Peanuts and chocolate are a gorgeous pair. They play well with each other. They are comforting. They hang out well together. To top all of these compatibility perfections, they are simple to combine.
Both are wonderful on their own. Aside from those with allergies to nuts, most people enjoy these lovely legumes. Most people also enjoy chocolate. Bringing the two together is a match made in culinary and confectionary heaven. It’s also mind numbingly simple to pull off, which is a plus for someone like me who enjoys instant gratification where food is concerned.
I’m not sure if this is so much a recipe as it is a method, but for the sake of semantics, we’ll say that it’s something worth learning, especially if you would like to get in to playing with chocolate. I’m sure there are better methods and more advanced recipes for this, and if David Lebovitz can tell me how to keep 60% cacau chocolate from melting the second I touch it, I would be very greatful, as these candies are messy, but so very worth it!
- 1 pound salt-roasted peanuts. (you can use store bought, my recipe, (which was taken from David's recipe) or simply toast them in salt and oil for 30 minutes at 350 degrees as I id this round.)
- 11.5 ounces Chocolate of your choice. I used Ghirardelli 60% cacaou for this batch, but whatever chocolate you like should do just fine.
- Melt your chocolate in a fairly large heat proof bowl. This can be done in the microwave or over a double boiler.
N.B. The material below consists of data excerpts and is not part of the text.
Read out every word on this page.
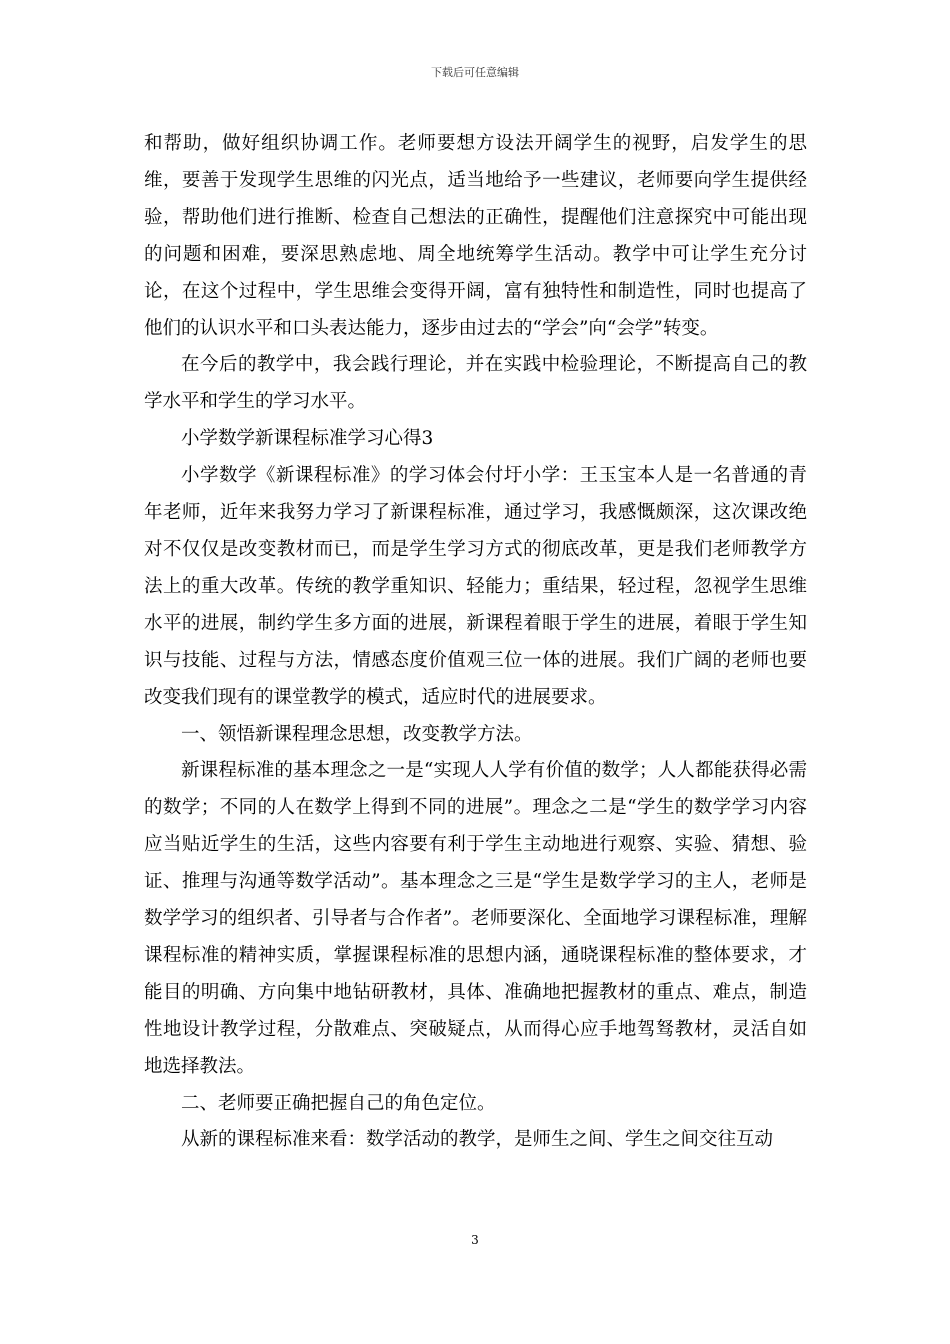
下载后可任意编辑

和帮助，做好组织协调工作。老师要想方设法开阔学生的视野，启发学生的思维，要善于发现学生思维的闪光点，适当地给予一些建议，老师要向学生提供经验，帮助他们进行推断、检查自己想法的正确性，提醒他们注意探究中可能出现的问题和困难，要深思熟虑地、周全地统筹学生活动。教学中可让学生充分讨论，在这个过程中，学生思维会变得开阔，富有独特性和制造性，同时也提高了他们的认识水平和口头表达能力，逐步由过去的“学会”向“会学”转变。

在今后的教学中，我会践行理论，并在实践中检验理论，不断提高自己的教学水平和学生的学习水平。

小学数学新课程标准学习心得3

小学数学《新课程标准》的学习体会付圩小学：王玉宝本人是一名普通的青年老师，近年来我努力学习了新课程标准，通过学习，我感慨颇深，这次课改绝对不仅仅是改变教材而已，而是学生学习方式的彻底改革，更是我们老师教学方法上的重大改革。传统的教学重知识、轻能力；重结果，轻过程，忽视学生思维水平的进展，制约学生多方面的进展，新课程着眼于学生的进展，着眼于学生知识与技能、过程与方法，情感态度价值观三位一体的进展。我们广阔的老师也要改变我们现有的课堂教学的模式，适应时代的进展要求。

一、领悟新课程理念思想，改变教学方法。

新课程标准的基本理念之一是“实现人人学有价值的数学；人人都能获得必需的数学；不同的人在数学上得到不同的进展”。理念之二是“学生的数学学习内容应当贴近学生的生活，这些内容要有利于学生主动地进行观察、实验、猜想、验证、推理与沟通等数学活动”。基本理念之三是“学生是数学学习的主人，老师是数学学习的组织者、引导者与合作者”。老师要深化、全面地学习课程标准，理解课程标准的精神实质，掌握课程标准的思想内涵，通晓课程标准的整体要求，才能目的明确、方向集中地钻研教材，具体、准确地把握教材的重点、难点，制造性地设计教学过程，分散难点、突破疑点，从而得心应手地驾驽教材，灵活自如地选择教法。

二、老师要正确把握自己的角色定位。

从新的课程标准来看：数学活动的教学，是师生之间、学生之间交往互动

3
I opted for the double boiler method because I'm comfortable with it, but as long as the chocolate is melted, you're in good shape.
- Dump the whole pound of roasted peanuts into the chocolate and stir well to ensure that all the nuts are completely covered.
- Place the chocolate covered nuts in small mounds on either a silicone mat or nonstick foil lined baking sheet or sheets. (I used a Tablespoon, this took one and one-half sheet pans. Smaller clusters will likely require more space.)
- Place in a cool dry place to set up. This does not necessarily have to be the refrigerator just somewhere clean and cool, but I find the fridge to be the best bet. Allow to harden completely.
- Serve at room temperature, with plenty of moist-towelettes.
- Share and enjoy!
What I would have done differently had I thought of it at the time:
First of all, I’d like to find a way to keep the chocolate from melting all over the eater’s fingers as soon as it’s touched. I’m assuming paraffin or shortening might be a start, but I will have to consult with people more knowledgeable than myself before I decide on a solution to this issue.
Secondly… Where do the possibilities end? You could crush the nuts to make the clusters more of a bar with a smoother consistency. Add caramel chunks or fruit or rice puffs or… I have a lot of playing around to do on this one…
Once I’m finished with this batch, that is.